Fill the Flower
How can you put together shapes to fill a larger shape?
How can you fill the flower with pattern shapes without any of the same shapes sharing a side?
- The first 4 shapes have been placed for you.
- If you use 2 of the same shape, make sure that their sides don’t touch each other. It’s okay if their vertices (corners) touch each other.
- If you get stuck, remove some of the shapes and keep trying.
- Which pattern shapes could you place next to the green triangle? What about next to the red trapezoid?
- How can turning a pattern shape help it fit?
- Which shapes do you think will be more useful? Which shapes won’t be useful?
This open-ended activity asks students to fill a flower picture with pattern shapes without any of the same shapes sharing sides. Solving this problem requires students to put together shapes to compose larger shapes, rotate and slide shapes, apply problem-solving skills, and use spatial reasoning related to the sides and corners of two-dimensional shapes. This activity also prepares them for more sophisticated work with the angles of two-dimensional shapes in later grades.
There are multiple strategies that students may use as they fill the flower with shapes. Many will place pattern shapes one at a time into the flower, being careful not to let any of the same shapes touch. If they get stuck, they may remove one or more shapes and replace them with other shapes. This adds an element of perseverance to the task. Alternatively, students may first fill the flower shapes by letting matching shapes share sides, then remove the matching shapes that share slides and replace them with other shapes. As students engage with this activity, they may make generalizations about which pattern shapes are more useful than others for this problem, recognizing that the vertices of some shapes are problematic for further placements. Many students will correctly conclude that the red trapezoid, blue rhombus, green triangle, and yellow hexagon are the only possible shapes that can be used. These are the only shapes with sides and vertices that line up well against each other and the outline of the flower.

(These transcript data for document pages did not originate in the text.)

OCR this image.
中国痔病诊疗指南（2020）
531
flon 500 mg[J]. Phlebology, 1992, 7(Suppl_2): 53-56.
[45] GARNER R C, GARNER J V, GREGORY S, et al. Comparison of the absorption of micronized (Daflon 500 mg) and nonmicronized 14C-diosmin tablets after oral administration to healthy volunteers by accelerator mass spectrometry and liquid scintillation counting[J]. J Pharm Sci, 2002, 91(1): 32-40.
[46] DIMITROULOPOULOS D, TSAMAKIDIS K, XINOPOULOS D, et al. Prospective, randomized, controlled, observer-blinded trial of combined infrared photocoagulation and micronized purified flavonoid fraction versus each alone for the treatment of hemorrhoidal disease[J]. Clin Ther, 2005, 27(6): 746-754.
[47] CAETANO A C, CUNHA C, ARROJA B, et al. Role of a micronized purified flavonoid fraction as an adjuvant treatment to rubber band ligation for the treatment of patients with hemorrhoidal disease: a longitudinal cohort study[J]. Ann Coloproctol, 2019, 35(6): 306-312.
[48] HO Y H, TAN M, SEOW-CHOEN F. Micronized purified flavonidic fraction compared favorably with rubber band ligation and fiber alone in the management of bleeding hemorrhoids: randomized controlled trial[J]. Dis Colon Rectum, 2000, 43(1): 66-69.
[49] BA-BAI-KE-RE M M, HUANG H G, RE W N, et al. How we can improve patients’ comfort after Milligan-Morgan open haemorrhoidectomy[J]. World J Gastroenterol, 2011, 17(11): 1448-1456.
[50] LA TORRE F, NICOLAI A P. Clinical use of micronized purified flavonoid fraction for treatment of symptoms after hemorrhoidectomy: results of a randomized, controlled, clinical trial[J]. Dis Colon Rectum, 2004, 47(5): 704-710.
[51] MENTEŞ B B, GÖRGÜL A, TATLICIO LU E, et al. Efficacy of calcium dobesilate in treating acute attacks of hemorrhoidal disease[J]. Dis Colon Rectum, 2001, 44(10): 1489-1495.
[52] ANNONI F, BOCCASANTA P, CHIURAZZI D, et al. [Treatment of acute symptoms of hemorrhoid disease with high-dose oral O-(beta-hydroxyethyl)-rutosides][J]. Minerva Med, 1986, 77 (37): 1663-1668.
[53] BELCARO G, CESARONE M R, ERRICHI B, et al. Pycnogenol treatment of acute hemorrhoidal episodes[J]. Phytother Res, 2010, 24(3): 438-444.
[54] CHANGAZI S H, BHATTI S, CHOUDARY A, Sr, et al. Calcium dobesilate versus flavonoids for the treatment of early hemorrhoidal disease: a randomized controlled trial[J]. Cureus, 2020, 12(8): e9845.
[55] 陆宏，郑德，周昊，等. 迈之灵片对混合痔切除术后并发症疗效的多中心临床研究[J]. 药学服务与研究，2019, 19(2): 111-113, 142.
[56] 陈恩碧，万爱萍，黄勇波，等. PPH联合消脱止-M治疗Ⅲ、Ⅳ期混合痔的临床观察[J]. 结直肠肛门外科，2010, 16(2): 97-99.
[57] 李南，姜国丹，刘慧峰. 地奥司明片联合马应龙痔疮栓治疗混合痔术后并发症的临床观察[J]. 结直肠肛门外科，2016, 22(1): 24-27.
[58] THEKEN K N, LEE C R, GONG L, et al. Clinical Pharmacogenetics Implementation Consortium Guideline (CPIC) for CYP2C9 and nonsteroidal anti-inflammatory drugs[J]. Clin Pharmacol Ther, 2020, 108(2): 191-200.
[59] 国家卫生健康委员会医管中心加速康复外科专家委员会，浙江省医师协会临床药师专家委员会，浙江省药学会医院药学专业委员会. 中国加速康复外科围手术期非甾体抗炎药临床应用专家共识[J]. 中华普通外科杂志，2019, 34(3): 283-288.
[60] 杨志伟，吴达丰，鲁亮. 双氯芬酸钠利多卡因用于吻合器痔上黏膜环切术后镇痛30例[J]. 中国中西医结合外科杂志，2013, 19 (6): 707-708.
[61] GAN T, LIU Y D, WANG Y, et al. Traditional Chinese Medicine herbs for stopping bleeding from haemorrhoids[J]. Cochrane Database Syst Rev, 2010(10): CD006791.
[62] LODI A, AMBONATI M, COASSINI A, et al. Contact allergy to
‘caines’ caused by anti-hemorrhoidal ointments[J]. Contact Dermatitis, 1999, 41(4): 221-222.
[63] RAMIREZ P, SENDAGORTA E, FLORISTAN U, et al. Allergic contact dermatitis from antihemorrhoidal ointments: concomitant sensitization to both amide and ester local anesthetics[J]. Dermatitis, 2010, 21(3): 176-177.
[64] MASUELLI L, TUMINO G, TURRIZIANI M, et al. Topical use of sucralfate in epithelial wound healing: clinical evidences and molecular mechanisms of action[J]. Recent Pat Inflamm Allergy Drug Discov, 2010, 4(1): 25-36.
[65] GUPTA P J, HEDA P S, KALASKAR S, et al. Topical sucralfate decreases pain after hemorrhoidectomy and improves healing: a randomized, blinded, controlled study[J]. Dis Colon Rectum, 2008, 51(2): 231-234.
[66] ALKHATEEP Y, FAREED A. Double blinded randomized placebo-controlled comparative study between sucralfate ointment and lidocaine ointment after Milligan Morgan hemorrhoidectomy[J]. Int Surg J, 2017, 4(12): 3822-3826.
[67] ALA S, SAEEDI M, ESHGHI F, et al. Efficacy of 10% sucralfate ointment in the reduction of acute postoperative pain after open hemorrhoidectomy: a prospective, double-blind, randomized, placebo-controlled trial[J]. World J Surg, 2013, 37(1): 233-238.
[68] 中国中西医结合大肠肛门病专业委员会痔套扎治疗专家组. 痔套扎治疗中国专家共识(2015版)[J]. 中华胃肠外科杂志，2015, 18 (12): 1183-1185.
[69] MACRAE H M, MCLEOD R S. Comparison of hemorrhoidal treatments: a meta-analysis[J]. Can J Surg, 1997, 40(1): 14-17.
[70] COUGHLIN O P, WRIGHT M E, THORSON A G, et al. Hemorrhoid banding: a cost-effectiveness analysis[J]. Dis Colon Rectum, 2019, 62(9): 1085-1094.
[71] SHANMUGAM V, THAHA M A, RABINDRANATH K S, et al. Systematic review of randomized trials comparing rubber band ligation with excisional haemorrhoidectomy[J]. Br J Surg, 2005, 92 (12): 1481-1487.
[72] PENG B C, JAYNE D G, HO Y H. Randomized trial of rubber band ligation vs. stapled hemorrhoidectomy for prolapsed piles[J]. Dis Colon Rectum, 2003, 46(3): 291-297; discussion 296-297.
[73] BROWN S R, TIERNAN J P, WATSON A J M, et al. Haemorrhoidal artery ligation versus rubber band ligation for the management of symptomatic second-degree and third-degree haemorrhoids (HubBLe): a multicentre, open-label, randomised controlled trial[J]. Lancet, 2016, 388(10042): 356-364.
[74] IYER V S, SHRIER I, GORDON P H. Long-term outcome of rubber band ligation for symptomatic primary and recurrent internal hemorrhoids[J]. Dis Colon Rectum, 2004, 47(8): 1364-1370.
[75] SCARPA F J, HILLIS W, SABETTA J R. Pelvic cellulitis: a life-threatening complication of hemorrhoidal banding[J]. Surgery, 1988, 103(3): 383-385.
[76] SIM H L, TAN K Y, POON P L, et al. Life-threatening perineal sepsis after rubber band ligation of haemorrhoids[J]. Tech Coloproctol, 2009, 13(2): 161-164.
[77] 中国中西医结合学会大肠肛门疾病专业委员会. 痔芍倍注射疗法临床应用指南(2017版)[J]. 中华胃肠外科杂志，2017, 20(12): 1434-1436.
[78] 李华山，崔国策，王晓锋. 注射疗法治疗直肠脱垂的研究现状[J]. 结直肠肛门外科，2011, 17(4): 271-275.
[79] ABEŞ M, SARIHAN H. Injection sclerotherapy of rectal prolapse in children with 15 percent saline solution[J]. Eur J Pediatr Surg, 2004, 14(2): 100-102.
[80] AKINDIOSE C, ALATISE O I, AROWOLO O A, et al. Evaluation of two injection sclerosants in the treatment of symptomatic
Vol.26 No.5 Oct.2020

The Pattern Shapes app is the featured app for this problem, and there are numerous ways to place the pattern shapes successfully within the flower.
- Here is an example of a student who is on their way to successfully filling the flower with pattern shapes. Here is another example, with a different placement of shapes.
- While it is possible to resize the pattern shapes in this app and successfully fill the flower, we recommend that students keep the default size (large) of the shapes as they work.
Encourage students to use math words to explain their thinking. As they work, model the use of geometric shape names. For example, instead of referring to “the yellow shape,” call it “the hexagon.” Ask questions such as these to extend students’ thinking:
- Which pattern shapes can be swapped for a pair or group of smaller pattern shapes? How could swapping pattern shapes like this help you find more than one solution?
- Do you see a group of 3 pattern shapes that form a hexagon? How could repeating that group of shapes help you fill the flower? How can turning (rotating) that group of shapes help you find a solution?
- Are you using some pattern shapes more than others to fill the flower? Are there some shapes that aren’t usable? Why do you think that happens?
If you’re interested in using the Pattern Shapes app to create customized puzzles for your students, you can make your own black outlines by putting together pattern shapes to form a larger shape, then selecting the dashed-line icon at the bottom of the screen.